- Interactive map outlining mandal
- Country: India
- State: Andhra Pradesh
- District: Palnadu
- Headquarters: Pedakurapadu

Government
- • Body: Mandal Parishad
- • MPP: Bellamkonda Meraiah
- • MPDO: Narasimha Rao
- • Tehsildar: Kshama Rani

Population (2011)
- • Total: 50,030

Languages
- • Official: Telugu
- Time zone: UTC+5:30 (IST)
- Vehicle registration: AP39

= Pedakurapadu mandal =

Pedakurapadu Mandal, is a mandal in Palnadu district of Andhra Pradesh.It is under the administration of Sattenapalli revenue division and the headquarters are located at Pedakurapadu. The mandal is bounded by Krosuru Mandal, Sattenapalli Mandal, Amaravathi Mandal, Medikonduru Mandal, and Achampeta Mandal. It is a part of Palnadu Urban Development Authority (PAUDA)

== Demographics ==

As of 2011 census, the mandal had a population of 50,030. The total population constitute, 25,031 males and 24,999 females —a sex ratio of 999 females per 1000 males. 5,004 children are in the age group of 0–6 years, of which 2,595 are boys and 2,409 are girls —a ratio of 935 girls per 1000 boys. The average literacy rate stands at 56.53% with 28,285 literates.

== Administration ==

The mandal is a part of the Palnadu Urban Development Authority (PAUDA). It is under the control of a tahsildar and the present tahsildar is Kshama Rani. Pedakurapdu mandal is one of the 5 mandals under Pedakurapadu (Assembly constituency), which in turn represents Narasaraopet (Lok Sabha constituency) of Andhra Pradesh.

== Settlements ==

As of 2011 census, the mandal has 20 settlements, which includes 14 Revenue villages and 6 Non Revenue Villages.

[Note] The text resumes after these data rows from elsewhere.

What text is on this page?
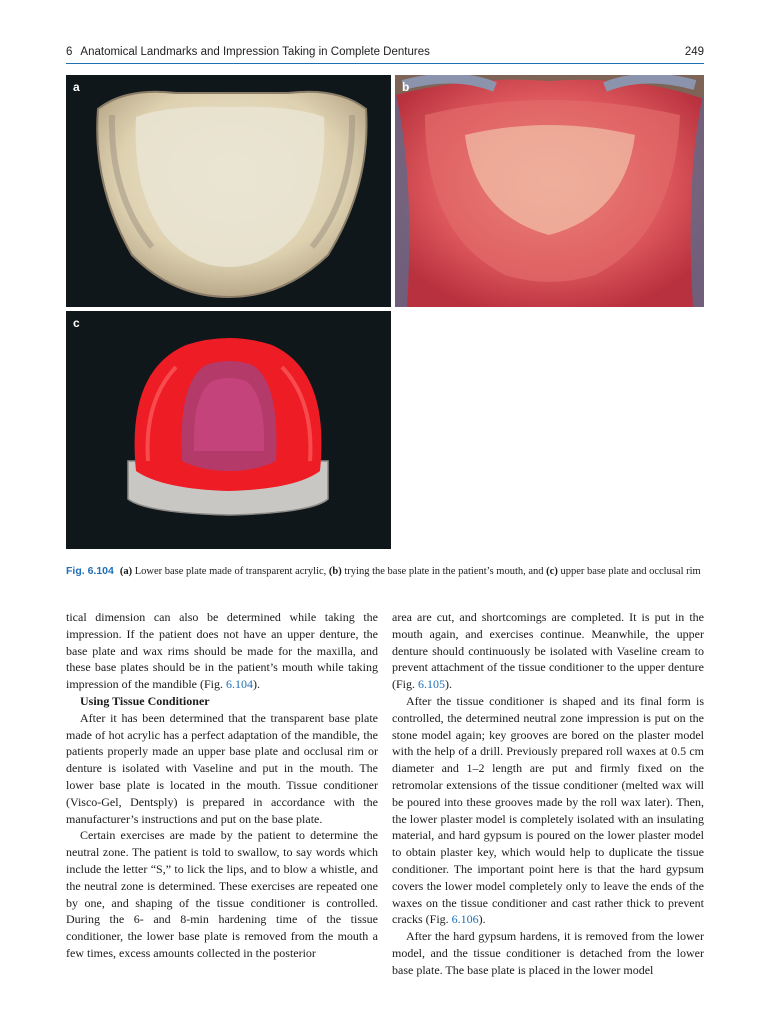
6 Anatomical Landmarks and Impression Taking in Complete Dentures	249
a	b
c
Fig. 6.104 (a) Lower base plate made of transparent acrylic, (b) trying the base plate in the patient’s mouth, and (c) upper base plate and occlusal rim

tical dimension can also be determined while taking the impression. If the patient does not have an upper denture, the base plate and wax rims should be made for the maxilla, and these base plates should be in the patient’s mouth while taking impression of the mandible (Fig. 6.104).

Using Tissue Conditioner

After it has been determined that the transparent base plate made of hot acrylic has a perfect adaptation of the mandible, the patients properly made an upper base plate and occlusal rim or denture is isolated with Vaseline and put in the mouth. The lower base plate is located in the mouth. Tissue conditioner (Visco-Gel, Dentsply) is prepared in accordance with the manufacturer’s instructions and put on the base plate.

Certain exercises are made by the patient to determine the neutral zone. The patient is told to swallow, to say words which include the letter “S,” to lick the lips, and to blow a whistle, and the neutral zone is determined. These exercises are repeated one by one, and shaping of the tissue conditioner is controlled. During the 6- and 8-min hardening time of the tissue conditioner, the lower base plate is removed from the mouth a few times, excess amounts collected in the posterior

area are cut, and shortcomings are completed. It is put in the mouth again, and exercises continue. Meanwhile, the upper denture should continuously be isolated with Vaseline cream to prevent attachment of the tissue conditioner to the upper denture (Fig. 6.105).

After the tissue conditioner is shaped and its final form is controlled, the determined neutral zone impression is put on the stone model again; key grooves are bored on the plaster model with the help of a drill. Previously prepared roll waxes at 0.5 cm diameter and 1–2 length are put and firmly fixed on the retromolar extensions of the tissue conditioner (melted wax will be poured into these grooves made by the roll wax later). Then, the lower plaster model is completely isolated with an insulating material, and hard gypsum is poured on the lower plaster model to obtain plaster key, which would help to duplicate the tissue conditioner. The important point here is that the hard gypsum covers the lower model completely only to leave the ends of the waxes on the tissue conditioner and cast rather thick to prevent cracks (Fig. 6.106).

After the hard gypsum hardens, it is removed from the lower model, and the tissue conditioner is detached from the lower base plate. The base plate is placed in the lower model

The settlements in the mandal are listed below:

1. 75 Tyallur
2. Balusupadu
3. Chinamakkena
4. Garapadu
5. Hussainnagaram
6. Jalalpuram
7. Khambampadu
8. Kasipadu
9. Lagadapadu
10. Lingamguntla
11. Mussapuram
12. Patibandla
13. Pedakurapadu
14. Ramapuram
15. Kannegandla
16. Abbaraju Palem
17. Buchaiahpalem
18. Parasa
19. Podapadu
20. Thammavaram

==Transport==
Pedakurapdu railway station is in Pedakurapadu mandal.